Тискаться не пришлось, узкая на первый взгляд щель оказалась достаточно широкой, чтобы свободно прошёл один человек среднего телосложения. Ключик продвигался, осторожно ступая, мимо обрубленного крыльца Зайцев, мимо опрятно занавешенного окошка Ядвиги Адамовны, вдоль штукатуренной бог знает когда стены, под свесом крыши. Бактобетонный монстр, когда рос, зацепил и обломал кое-где края шиферных листов. "Как пить дать потёчёт у Зайцев крыша", - подумал Валентин. Остановился там, где закончилась под ногами решётка. Монолитный прогон, подпорная стена, за нею обрыв. "Заглянуть? На колени стать страшно, разве вот на живот лечь". Так он и сделал. К обрыву подполз ужом, высунул голову. Нет, при желании можно было бы выбраться. Кое-где сантиметров тридцать от цоколя, а местами и все пятьдесят осталось вдоль стены.
– Фу... ундамент мне зацепили, сволочи, - брякнул Валентин Юрьевич, чтобы хоть что-то сказать. Ругался зря. Понятно ведь: когда вылезет из котлована бактобетонный риф, подопрёт фундамент десятого дома прочно.
Выразив недовольство, Валентин попятился, потому что понял: не будь даже наглухо заткнут зев дорожной развязки, всё равно не хватило бы духу пройти над обрывом пятьдесят метров. Просядет грунт, поползёт. Кракнет под ногами асфальт, полетят с шорохом в котлован комья земли пополам со щебнем, шкарябнут пару-тройку раз по штукатурке скрюченные пальцы... А-а! Чавк. И всё.

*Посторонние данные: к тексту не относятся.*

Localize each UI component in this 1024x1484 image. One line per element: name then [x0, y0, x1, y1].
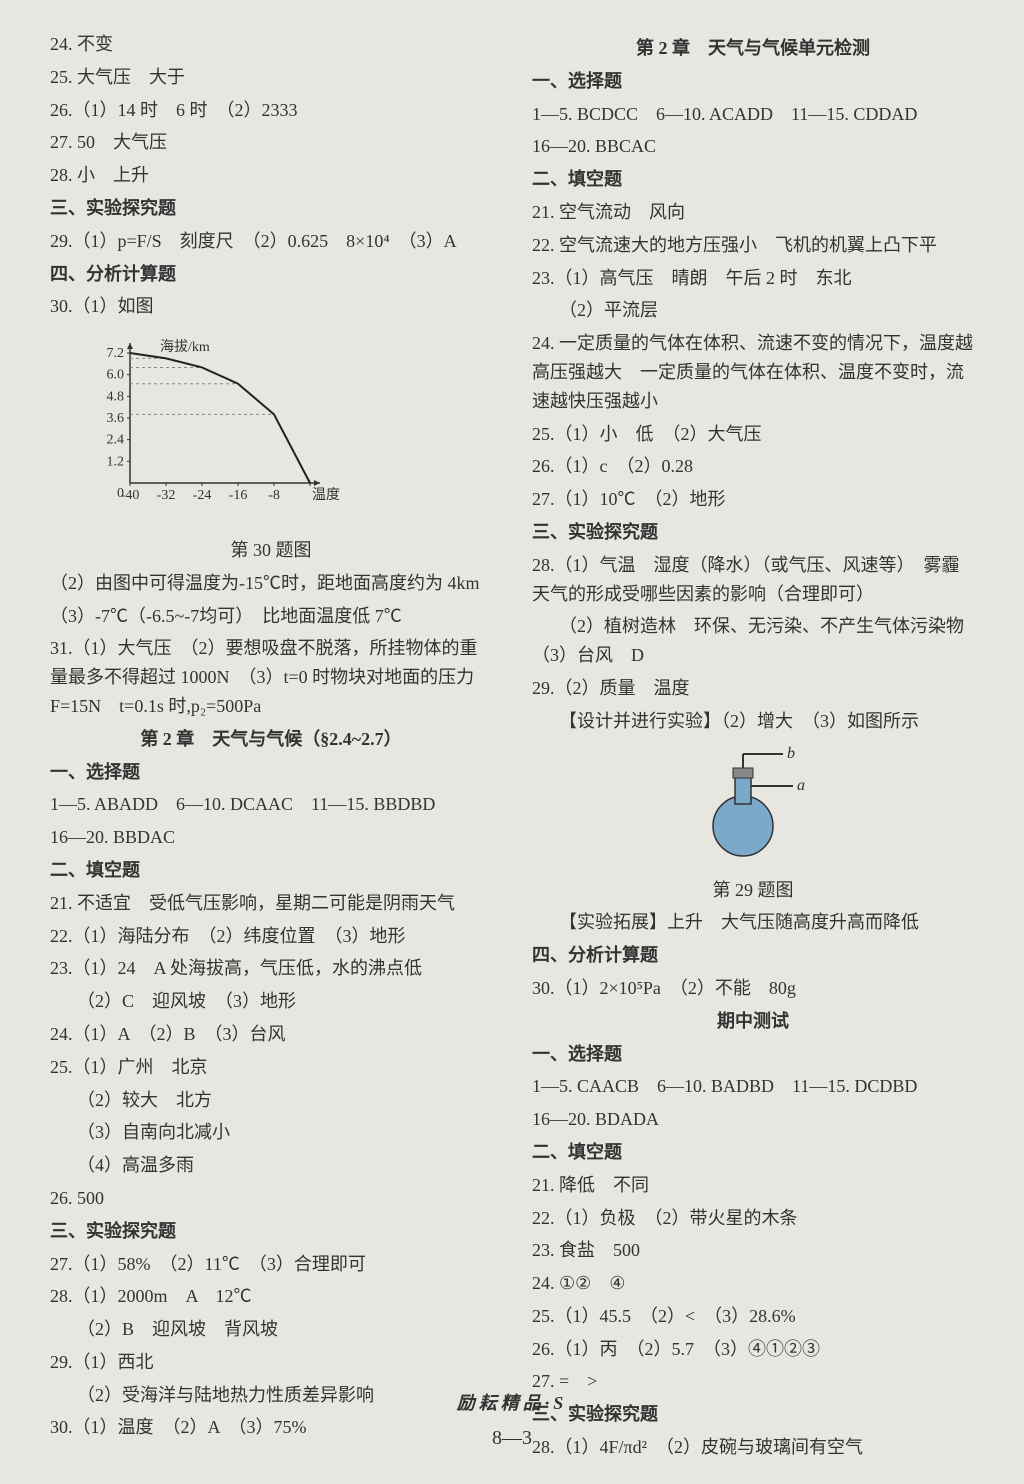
svg-text:-32: -32: [157, 488, 176, 503]
svg-text:4.8: 4.8: [107, 390, 125, 405]
r-28: 28.（1）气温 湿度（降水）（或气压、风速等） 雾霾天气的形成受哪些因素的影响…: [532, 551, 974, 609]
r-22: 22. 空气流速大的地方压强小 飞机的机翼上凸下平: [532, 231, 974, 260]
svg-text:海拔/km: 海拔/km: [160, 339, 210, 355]
r-25: 25.（1）小 低 （2）大气压: [532, 420, 974, 449]
ans-30-2: （2）由图中可得温度为-15℃时，距地面高度约为 4km: [50, 569, 492, 598]
r-s3: 三、实验探究题: [532, 518, 974, 547]
r-s2: 二、填空题: [532, 165, 974, 194]
m-24: 24. ①② ④: [532, 1269, 974, 1298]
sec2a-29: 29.（1）西北: [50, 1348, 492, 1377]
flask-diagram: ab: [683, 746, 823, 866]
m-s2: 二、填空题: [532, 1138, 974, 1167]
ans-30-1: 30.（1）如图: [50, 292, 492, 321]
sec2a-28: 28.（1）2000m A 12℃: [50, 1282, 492, 1311]
m-s1: 一、选择题: [532, 1040, 974, 1069]
svg-text:-16: -16: [229, 488, 248, 503]
sec2a-22: 22.（1）海陆分布 （2）纬度位置 （3）地形: [50, 922, 492, 951]
svg-text:a: a: [797, 777, 805, 794]
ans-25: 25. 大气压 大于: [50, 63, 492, 92]
footer: 励耘精品·S 8—3: [0, 1389, 1024, 1454]
altitude-temp-chart: 7.26.04.83.62.41.20-40-32-24-16-8海拔/km温度…: [80, 333, 340, 523]
svg-text:3.6: 3.6: [107, 411, 125, 426]
footer-page: 8—3: [0, 1422, 1024, 1454]
m-21: 21. 降低 不同: [532, 1171, 974, 1200]
r-30: 30.（1）2×10⁵Pa （2）不能 80g: [532, 974, 974, 1003]
sec2a-27: 27.（1）58% （2）11℃ （3）合理即可: [50, 1250, 492, 1279]
sec2a-25b: （2）较大 北方: [50, 1086, 492, 1115]
sec2a-21: 21. 不适宜 受低气压影响，星期二可能是阴雨天气: [50, 889, 492, 918]
chart-caption: 第 30 题图: [50, 536, 492, 565]
ans-26: 26.（1）14 时 6 时 （2）2333: [50, 96, 492, 125]
r-ans2: 16—20. BBCAC: [532, 132, 974, 161]
m-ans2: 16—20. BDADA: [532, 1105, 974, 1134]
svg-text:-8: -8: [268, 488, 280, 503]
sec2a-25c: （3）自南向北减小: [50, 1118, 492, 1147]
sec2a-25: 25.（1）广州 北京: [50, 1053, 492, 1082]
r-s1: 一、选择题: [532, 67, 974, 96]
ans-30-3: （3）-7℃（-6.5~-7均可） 比地面温度低 7℃: [50, 602, 492, 631]
sec2a-1: 一、选择题: [50, 758, 492, 787]
svg-text:1.2: 1.2: [107, 455, 125, 470]
svg-text:-40: -40: [121, 488, 140, 503]
sec2a-ans1: 1—5. ABADD 6—10. DCAAC 11—15. BBDBD: [50, 790, 492, 819]
chapter-2a-title: 第 2 章 天气与气候（§2.4~2.7）: [50, 725, 492, 754]
r-23: 23.（1）高气压 晴朗 午后 2 时 东北: [532, 264, 974, 293]
left-column: 24. 不变 25. 大气压 大于 26.（1）14 时 6 时 （2）2333…: [50, 30, 492, 1466]
section-4: 四、分析计算题: [50, 260, 492, 289]
section-3: 三、实验探究题: [50, 194, 492, 223]
m-22: 22.（1）负极 （2）带火星的木条: [532, 1204, 974, 1233]
sec2a-23: 23.（1）24 A 处海拔高，气压低，水的沸点低: [50, 954, 492, 983]
midterm-title: 期中测试: [532, 1007, 974, 1036]
sec2a-24: 24.（1）A （2）B （3）台风: [50, 1020, 492, 1049]
r-21: 21. 空气流动 风向: [532, 198, 974, 227]
m-26: 26.（1）丙 （2）5.7 （3）④①②③: [532, 1335, 974, 1364]
ans-24: 24. 不变: [50, 30, 492, 59]
m-25: 25.（1）45.5 （2）< （3）28.6%: [532, 1302, 974, 1331]
svg-text:b: b: [787, 746, 795, 762]
sec2a-23b: （2）C 迎风坡 （3）地形: [50, 987, 492, 1016]
r-ans1: 1—5. BCDCC 6—10. ACADD 11—15. CDDAD: [532, 100, 974, 129]
r-23b: （2）平流层: [532, 296, 974, 325]
sec2a-2: 二、填空题: [50, 856, 492, 885]
r-24: 24. 一定质量的气体在体积、流速不变的情况下，温度越高压强越大 一定质量的气体…: [532, 329, 974, 415]
content-columns: 24. 不变 25. 大气压 大于 26.（1）14 时 6 时 （2）2333…: [50, 30, 974, 1466]
right-column: 第 2 章 天气与气候单元检测 一、选择题 1—5. BCDCC 6—10. A…: [532, 30, 974, 1466]
r-ext: 【实验拓展】上升 大气压随高度升高而降低: [532, 908, 974, 937]
chapter-2b-title: 第 2 章 天气与气候单元检测: [532, 34, 974, 63]
ans-31: 31.（1）大气压 （2）要想吸盘不脱落，所挂物体的重量最多不得超过 1000N…: [50, 634, 492, 720]
ans-29: 29.（1）p=F/S 刻度尺 （2）0.625 8×10⁴ （3）A: [50, 227, 492, 256]
m-ans1: 1—5. CAACB 6—10. BADBD 11—15. DCDBD: [532, 1072, 974, 1101]
sec2a-25d: （4）高温多雨: [50, 1151, 492, 1180]
r-29: 29.（2）质量 温度: [532, 674, 974, 703]
ans-28: 28. 小 上升: [50, 161, 492, 190]
svg-text:6.0: 6.0: [107, 368, 125, 383]
svg-text:温度/℃: 温度/℃: [312, 487, 340, 503]
flask-caption: 第 29 题图: [532, 876, 974, 905]
r-27: 27.（1）10℃ （2）地形: [532, 485, 974, 514]
sec2a-ans2: 16—20. BBDAC: [50, 823, 492, 852]
svg-text:2.4: 2.4: [107, 433, 125, 448]
footer-brand: 励耘精品·S: [0, 1389, 1024, 1418]
sec2a-3: 三、实验探究题: [50, 1217, 492, 1246]
sec2a-26: 26. 500: [50, 1184, 492, 1213]
svg-text:7.2: 7.2: [107, 346, 125, 361]
sec2a-28b: （2）B 迎风坡 背风坡: [50, 1315, 492, 1344]
ans-27: 27. 50 大气压: [50, 128, 492, 157]
r-s4: 四、分析计算题: [532, 941, 974, 970]
m-23: 23. 食盐 500: [532, 1236, 974, 1265]
r-29b: 【设计并进行实验】（2）增大 （3）如图所示: [532, 707, 974, 736]
r-26: 26.（1）c （2）0.28: [532, 452, 974, 481]
r-28b: （2）植树造林 环保、无污染、不产生气体污染物 （3）台风 D: [532, 612, 974, 670]
svg-text:-24: -24: [193, 488, 212, 503]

– Нет, жить мне ещё не надоело, - шепнул Ключик. Пятясь, поднялся сначала на колени, затем встал и на полусогнутых кинулся обратно во двор. Отдышался. Осмотрев ограждённую со всех сторон территорию, сказал:
– Что твой колодец.
На западе бактобетонная махина. На юге стена паркинга со слепыми окошками, над которой зеркальная небоскрёбина чуть не до самых туч. На востоке казематного вида мур дорожной развязки, метров двадцати высотой. Без альпинистского снаряжения не выбраться. С южной стороны в углах ни щели, мышь не пролезет. Вот разве что если поднять в юго-западном углу решётку ливнёвки... Ключик уронил туда камень, стал считать секунды, но на десятой остановил счёт. Колодец в преисподнюю.
– В гости ко мне теперь только на вертолёте. Или на верёвке м-можно, с крыш-ши, - стуча зубами, сказал Ключик. Его трясло.
– Ну х-хватит, - заявил он и вернулся домой. Останки телефонной трубки поднимать не стал: ну их, не хоронить же с почестями, да и мусор всё равно выбрасывать некуда. Первым делом камин.
Камин - утроба дома, а труба каминная - кирпичное горло его. Был дом когда-то многотрубным, для обогрева употреблял дрова и уголь, но грянули после войны перемены - пришлые люди всадили в изразцовые бока печей газовые рожки, и началось: стали одна за другой пропадать трубы. Тут котёл газовый поставят, там электрический, станет холодно в кирпичной утробе, а обожжённое бездымное горло зарастёт паутиной. Но остались всё-таки в доме три трубы, потому что Ключик свои печки ломать не дал. Как ни подъезжала жена - ни в какую. Хочешь термолинол на пол, изволь, но печи не трожь, потому что к термолинолу ладонями прижаться можно только раком ставши, а чтоб щекой, так вовсе надо лечь. И в декабре не воет в термолиноле ветер, не ревёт драконов огонь. Отстоял, уберёг, и, как оказалось, не зря. Жёны приходят и уходят, а камин - нет.
– Не отрезали бы только газ, - буркнул Ключик, сбрасывая в прихожей обувь. "Заодно воду и свет. Ага, электричество есть, пол тёплый. Да что пол! Сеть есть, а она по тому же проводу. И шлем работает. Вода..."
Он заскочил по дороге в ванную, открыл кран. Есть. Стараясь не смотреть в зеркало, наскоро умылся. Думал при этом: "Так и должно быть, потому что когда строили зеркальный дом на Подгорной, подключили оттуда. Ох, вода горячая! Здорово. И газ, и свет, и воду и каналью туда же вывели. Прекрасно. В коридоре у меня бардак, и ладно, пусть. Что нам ещё нужно для полноты счастья?"